Stop work update: Exciting times last week at the site when we were digging a new test pit. We filed for the test pit exactly as asked by our contacts at DOB. But then a neighbor was irritated that a jackhammer was outside his house (at 7:45am, long after the 7am allowed start time) and called 311. Since the Best Squad is dedicated to providing inspections anytime anyone calls and it seems to be their charge to try to find something that is a problem, an inspector came out and tried to shut us down. We spent about an hour with him on the phone to his boss while we were on the phone with our expeditor, who was also on the phone with the inspector’s boss. In the end, we finished the first test pit and DOB asked that we resubmit the paperwork per new instructions as well as to build a temporary construction wall between our lot and another of our lots.

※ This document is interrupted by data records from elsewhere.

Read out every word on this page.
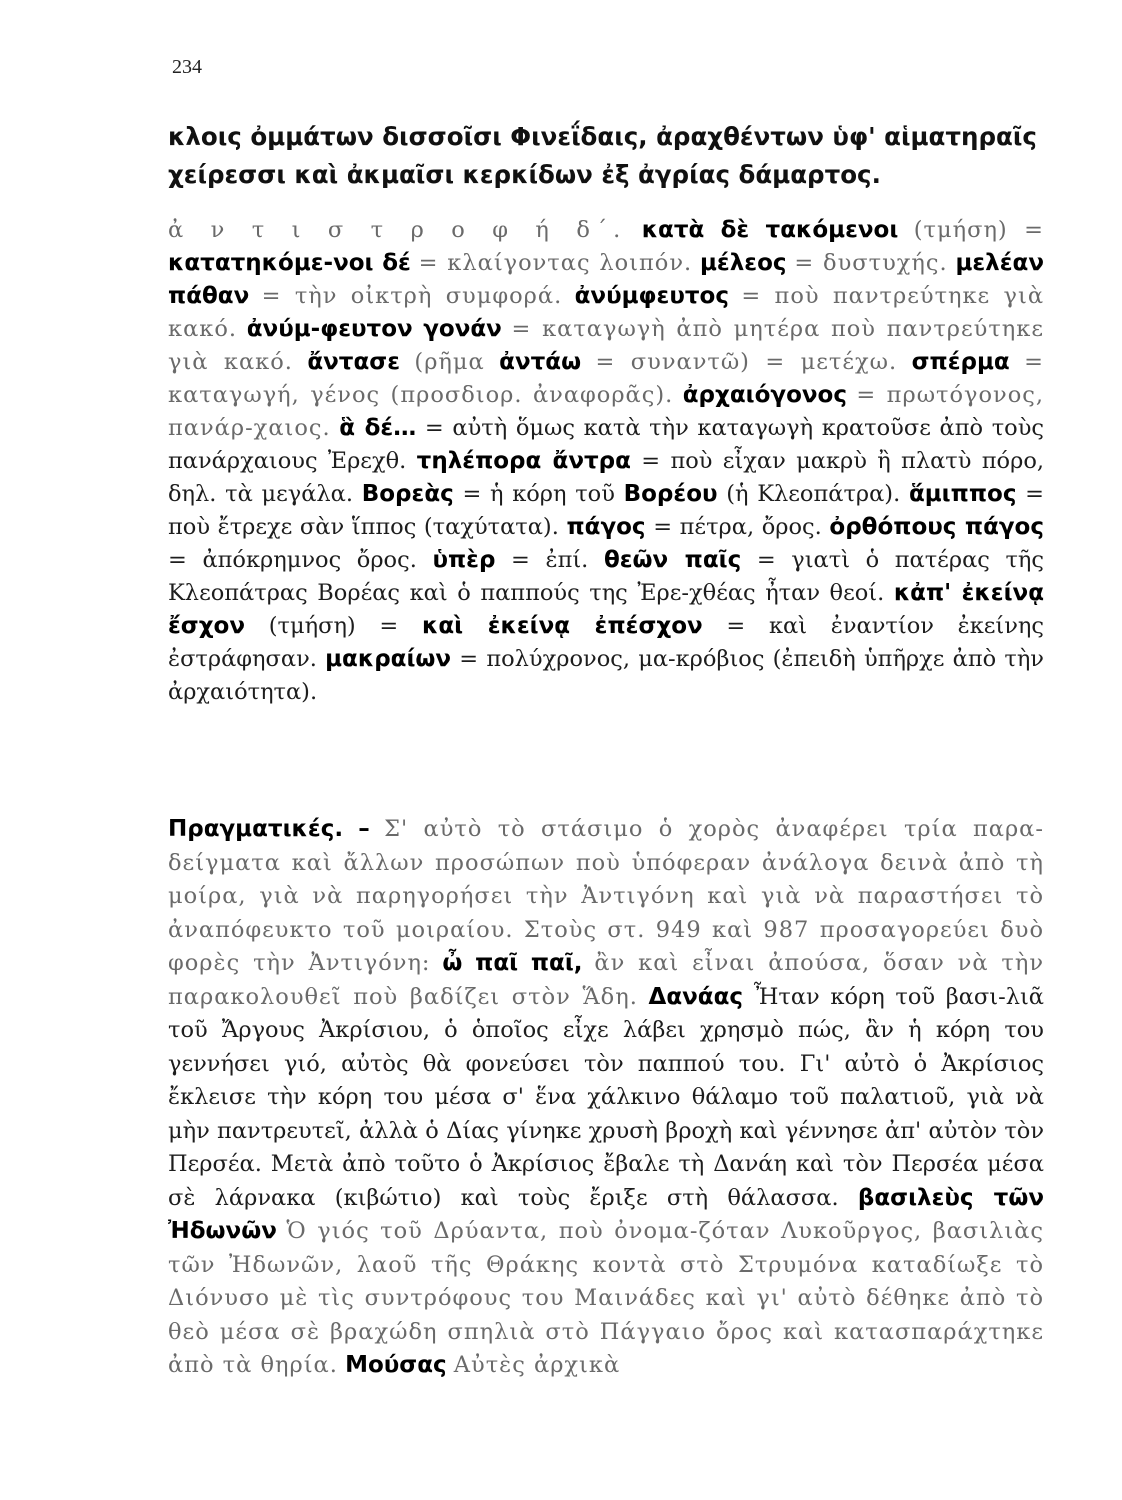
234

κλοις ὀμμάτων δισσοῖσι Φινεΐδαις, ἀραχθέντων ὑφ' αἱματηραῖς

χείρεσσι καὶ ἀκμαῖσι κερκίδων ἐξ ἀγρίας δάμαρτος.

ἀ ν τ ι σ τ ρ ο φ ή δ΄. κατὰ δὲ τακόμενοι (τμήση) = κατατηκόμε-νοι δέ = κλαίγοντας λοιπόν. μέλεος = δυστυχής. μελέαν πάθαν = τὴν οἰκτρὴ συμφορά. ἀνύμφευτος = ποὺ παντρεύτηκε γιὰ κακό. ἀνύμ-φευτον γονάν = καταγωγὴ ἀπὸ μητέρα ποὺ παντρεύτηκε γιὰ κακό. ἄντασε (ρῆμα ἀντάω = συναντῶ) = μετέχω. σπέρμα = καταγωγή, γένος (προσδιορ. ἀναφορᾶς). ἀρχαιόγονος = πρωτόγονος, πανάρ-χαιος. ἃ δέ… = αὐτὴ ὅμως κατὰ τὴν καταγωγὴ κρατοῦσε ἀπὸ τοὺς πανάρχαιους Ἐρεχθ. τηλέπορα ἄντρα = ποὺ εἶχαν μακρὺ ἢ πλατὺ πόρο, δηλ. τὰ μεγάλα. Βορεὰς = ἡ κόρη τοῦ Βορέου (ἡ Κλεοπάτρα). ἅμιππος = ποὺ ἔτρεχε σὰν ἵππος (ταχύτατα). πάγος = πέτρα, ὄρος. ὀρθόπους πάγος = ἀπόκρημνος ὄρος. ὑπὲρ = ἐπί. θεῶν παῖς = γιατὶ ὁ πατέρας τῆς Κλεοπάτρας Βορέας καὶ ὁ παππούς της Ἐρε-χθέας ἦταν θεοί. κἀπ' ἐκείνᾳ ἔσχον (τμήση) = καὶ ἐκείνᾳ ἐπέσχον = καὶ ἐναντίον ἐκείνης ἐστράφησαν. μακραίων = πολύχρονος, μα-κρόβιος (ἐπειδὴ ὑπῆρχε ἀπὸ τὴν ἀρχαιότητα).

Πραγματικές. – Σ' αὐτὸ τὸ στάσιμο ὁ χορὸς ἀναφέρει τρία παρα-δείγματα καὶ ἄλλων προσώπων ποὺ ὑπόφεραν ἀνάλογα δεινὰ ἀπὸ τὴ μοίρα, γιὰ νὰ παρηγορήσει τὴν Ἀντιγόνη καὶ γιὰ νὰ παραστήσει τὸ ἀναπόφευκτο τοῦ μοιραίου. Στοὺς στ. 949 καὶ 987 προσαγορεύει δυὸ φορὲς τὴν Ἀντιγόνη: ὦ παῖ παῖ, ἂν καὶ εἶναι ἀπούσα, ὅσαν νὰ τὴν παρακολουθεῖ ποὺ βαδίζει στὸν Ἅδη. Δανάας Ἦταν κόρη τοῦ βασι-λιᾶ τοῦ Ἄργους Ἀκρίσιου, ὁ ὁποῖος εἶχε λάβει χρησμὸ πώς, ἂν ἡ κόρη του γεννήσει γιό, αὐτὸς θὰ φονεύσει τὸν παππού του. Γι' αὐτὸ ὁ Ἀκρίσιος ἔκλεισε τὴν κόρη του μέσα σ' ἕνα χάλκινο θάλαμο τοῦ παλατιοῦ, γιὰ νὰ μὴν παντρευτεῖ, ἀλλὰ ὁ Δίας γίνηκε χρυσὴ βροχὴ καὶ γέννησε ἀπ' αὐτὸν τὸν Περσέα. Μετὰ ἀπὸ τοῦτο ὁ Ἀκρίσιος ἔβαλε τὴ Δανάη καὶ τὸν Περσέα μέσα σὲ λάρνακα (κιβώτιο) καὶ τοὺς ἔριξε στὴ θάλασσα. βασιλεὺς τῶν Ἠδωνῶν Ὁ γιός τοῦ Δρύαντα, ποὺ ὀνομα-ζόταν Λυκοῦργος, βασιλιὰς τῶν Ἠδωνῶν, λαοῦ τῆς Θράκης κοντὰ στὸ Στρυμόνα καταδίωξε τὸ Διόνυσο μὲ τὶς συντρόφους του Μαινάδες καὶ γι' αὐτὸ δέθηκε ἀπὸ τὸ θεὸ μέσα σὲ βραχώδη σπηλιὰ στὸ Πάγγαιο ὄρος καὶ κατασπαράχτηκε ἀπὸ τὰ θηρία. Μούσας Αὐτὲς ἀρχικὰ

Again, this is the first time in twenty years we’ve ever heard of getting a permit to do a test pit. What’s next? Getting a permit to bury your goldfish in the backyard?

Inside Third & Bond: Week 13 [Brownstoner]
Inside Third & Bond: Week 12 [Brownstoner]
Inside Third & Bond: Week 11 [Brownstoner]
Inside Third & Bond: Week 10 [Brownstoner]
Inside Third & Bond: Week 9 [Brownstoner]
From our lawyers: This is not an offering. No offering can be made until an offering plan is filed with the Department of Law of the State of New York.”


What's Your Take? Leave a Comment

  1. Re: guest 12:40, it’s not that different than buying something with a brand name versus trying something different to save money. There’s a risk/reward analysis that you have to consider, ie a huge savings in cost will pay for a lot of Tylenol if things don’t go smoothly. The reason we initially met Wachovia in 2000 when they were First Union is that they gave us a great term sheet we couldn’t refuse; it was so materially better than other bank offers that it was worth trying out First Union. If the rate had only been 10 basis points better, we probably wouldn’t have switched to a new lender.

    Re: guest 3:17, my advice would be to drive around your neighborhood looking for other new construction sites for smaller projects, sometimes the bank name is on the construction fence, or you could pull over and ask. The names that come to mind are Commerce, WaMu, Bank Leumi, North Fork.

  2. Care to give any names re: construction loans? I tried to get a project going on an 8-family, and the people I spoke with were not very helpful.

  3. How do you weigh the costs of the loan vs the flexibility of the lender? In my experience (I’ve been a lender), borrowers talk about valuing relationships, but, at the end of the day, they tend to go with the lowest cost alternative. How do you weight those intangibles?